We design and build custom online booking engines and travel portals, and integrate web services across XML, GDS, and NDC, then handle testing, deployment, technical maintenance, and support. Our travel and hospitality software development teams build fully featured travel solutions, including hotel booking systems, car rental services, cruise bookings, holiday packages, central reservation systems, and flight reservation booking. If air content is your focus, we also cover dedicated flight API integration.
FAQs for GDS Integration
1. What is GDS in travel?
A global distribution system (GDS) is a computer-based network that connects the reservation inventories of airlines, hotels, and car rental companies with travel agencies and booking platforms, so they can access real-time availability, pricing, and bookings through a single connection.
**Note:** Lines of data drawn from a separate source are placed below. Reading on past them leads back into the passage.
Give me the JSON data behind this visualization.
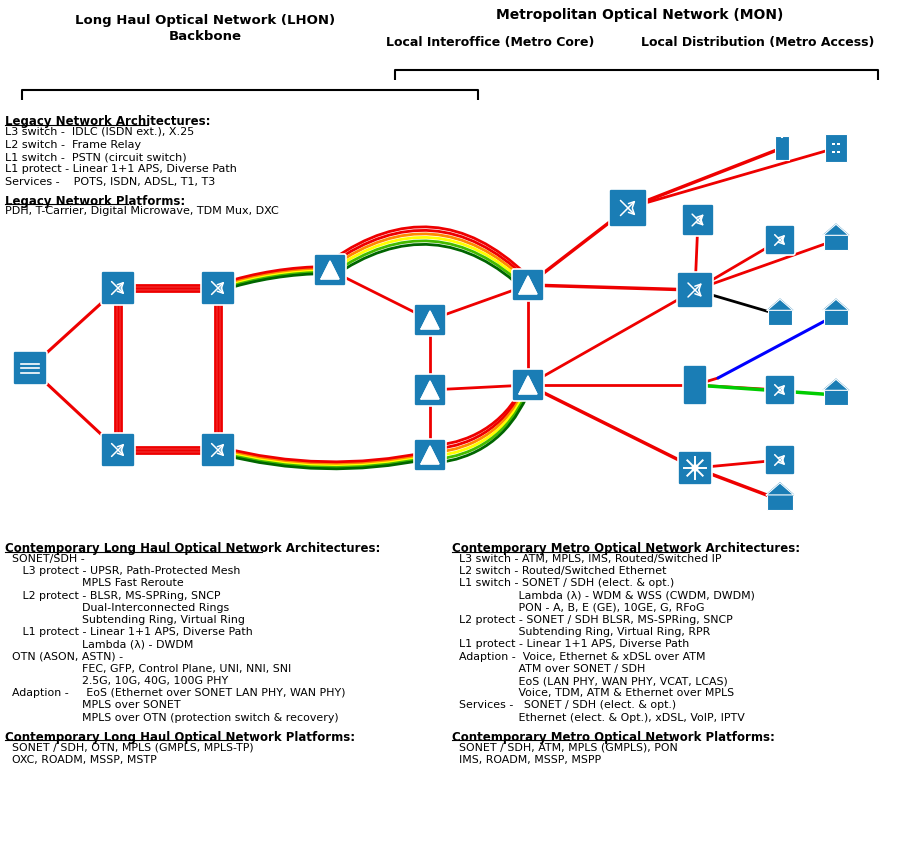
{
  "bg_color": "#ffffff",
  "header": {
    "lhon_label": "Long Haul Optical Network (LHON)\nBackbone",
    "mon_label": "Metropolitan Optical Network (MON)",
    "metro_core_label": "Local Interoffice (Metro Core)",
    "metro_access_label": "Local Distribution (Metro Access)"
  },
  "left_text_block1": {
    "heading": "Legacy Network Architectures:",
    "lines": [
      "L3 switch -  IDLC (ISDN ext.), X.25",
      "L2 switch -  Frame Relay",
      "L1 switch -  PSTN (circuit switch)",
      "L1 protect - Linear 1+1 APS, Diverse Path",
      "Services -    POTS, ISDN, ADSL, T1, T3"
    ]
  },
  "left_text_block2": {
    "heading": "Legacy Network Platforms:",
    "lines": [
      "PDH, T-Carrier, Digital Microwave, TDM Mux, DXC"
    ]
  },
  "bottom_left_arch": {
    "heading": "Contemporary Long Haul Optical Network Architectures:",
    "lines": [
      "  SONET/SDH -",
      "     L3 protect - UPSR, Path-Protected Mesh",
      "                      MPLS Fast Reroute",
      "     L2 protect - BLSR, MS-SPRing, SNCP",
      "                      Dual-Interconnected Rings",
      "                      Subtending Ring, Virtual Ring",
      "     L1 protect - Linear 1+1 APS, Diverse Path",
      "                      Lambda (λ) - DWDM",
      "  OTN (ASON, ASTN) -",
      "                      FEC, GFP, Control Plane, UNI, NNI, SNI",
      "                      2.5G, 10G, 40G, 100G PHY",
      "  Adaption -     EoS (Ethernet over SONET LAN PHY, WAN PHY)",
      "                      MPLS over SONET",
      "                      MPLS over OTN (protection switch & recovery)"
    ]
  },
  "bottom_left_plat": {
    "heading": "Contemporary Long Haul Optical Network Platforms:",
    "lines": [
      "  SONET / SDH, OTN, MPLS (GMPLS, MPLS-TP)",
      "  OXC, ROADM, MSSP, MSTP"
    ]
  },
  "bottom_right_arch": {
    "heading": "Contemporary Metro Optical Network Architectures:",
    "lines": [
      "  L3 switch - ATM, MPLS, IMS, Routed/Switched IP",
      "  L2 switch - Routed/Switched Ethernet",
      "  L1 switch - SONET / SDH (elect. & opt.)",
      "                   Lambda (λ) - WDM & WSS (CWDM, DWDM)",
      "                   PON - A, B, E (GE), 10GE, G, RFoG",
      "  L2 protect - SONET / SDH BLSR, MS-SPRing, SNCP",
      "                   Subtending Ring, Virtual Ring, RPR",
      "  L1 protect - Linear 1+1 APS, Diverse Path",
      "  Adaption -  Voice, Ethernet & xDSL over ATM",
      "                   ATM over SONET / SDH",
      "                   EoS (LAN PHY, WAN PHY, VCAT, LCAS)",
      "                   Voice, TDM, ATM & Ethernet over MPLS",
      "  Services -   SONET / SDH (elect. & opt.)",
      "                   Ethernet (elect. & Opt.), xDSL, VoIP, IPTV"
    ]
  },
  "bottom_right_plat": {
    "heading": "Contemporary Metro Optical Network Platforms:",
    "lines": [
      "  SONET / SDH, ATM, MPLS (GMPLS), PON",
      "  IMS, ROADM, MSSP, MSPP"
    ]
  },
  "node_color": "#1a7db5",
  "line_colors": {
    "red": "#ee0000",
    "orange": "#ff8800",
    "yellow": "#ffff00",
    "green": "#44bb00",
    "dark_green": "#006600",
    "blue": "#0000ff",
    "black": "#000000",
    "gray": "#888888"
  }
}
2. What are the top GDS providers?
The three dominant GDS providers are Amadeus, Sabre, and Travelport, which together control roughly 97% of the indirect booking market (software.travel, 2025). Amadeus is strongest in Europe, while Sabre leads in North America.
3. What is the difference between GDS and NDC?
GDS uses the legacy EDIFACT protocol to distribute standardized content across thousands of suppliers, while NDC is a newer XML standard from IATA that lets airlines distribute richer fares and ancillaries directly. Most platforms now combine both: GDS for breadth, NDC for airline-specific depth.
4. How do you integrate a GDS API?
GDS API integration follows five steps: choose the right GDS, use a standard interface such as OTA XML, implement a middleware layer for translation and caching, optimize the booking user experience, and maintain the connection with regular testing and updates.
5. Is GDS still relevant with OTAs and NDC?
Yes. Despite the growth of OTAs and direct booking, GDS still handles the large majority of indirect bookings and remains central to corporate travel. The shift now is toward a hybrid model that pairs GDS coverage with NDC content rather than replacing GDS outright.
Conclusion
GDS integration remains the broadest single route to real-time airline, hotel, and car inventory, with Amadeus, Sabre, and Travelport controlling around 97% of the indirect booking market (software.travel, 2025). The practical decision today is not GDS or nothing, but how to combine GDS breadth with NDC depth, since more than 60% of airlines now distribute through NDC. Getting the provider mix, the standard interface, and the middleware layer right is what determines whether your booking platform delivers fast, accurate, and complete results.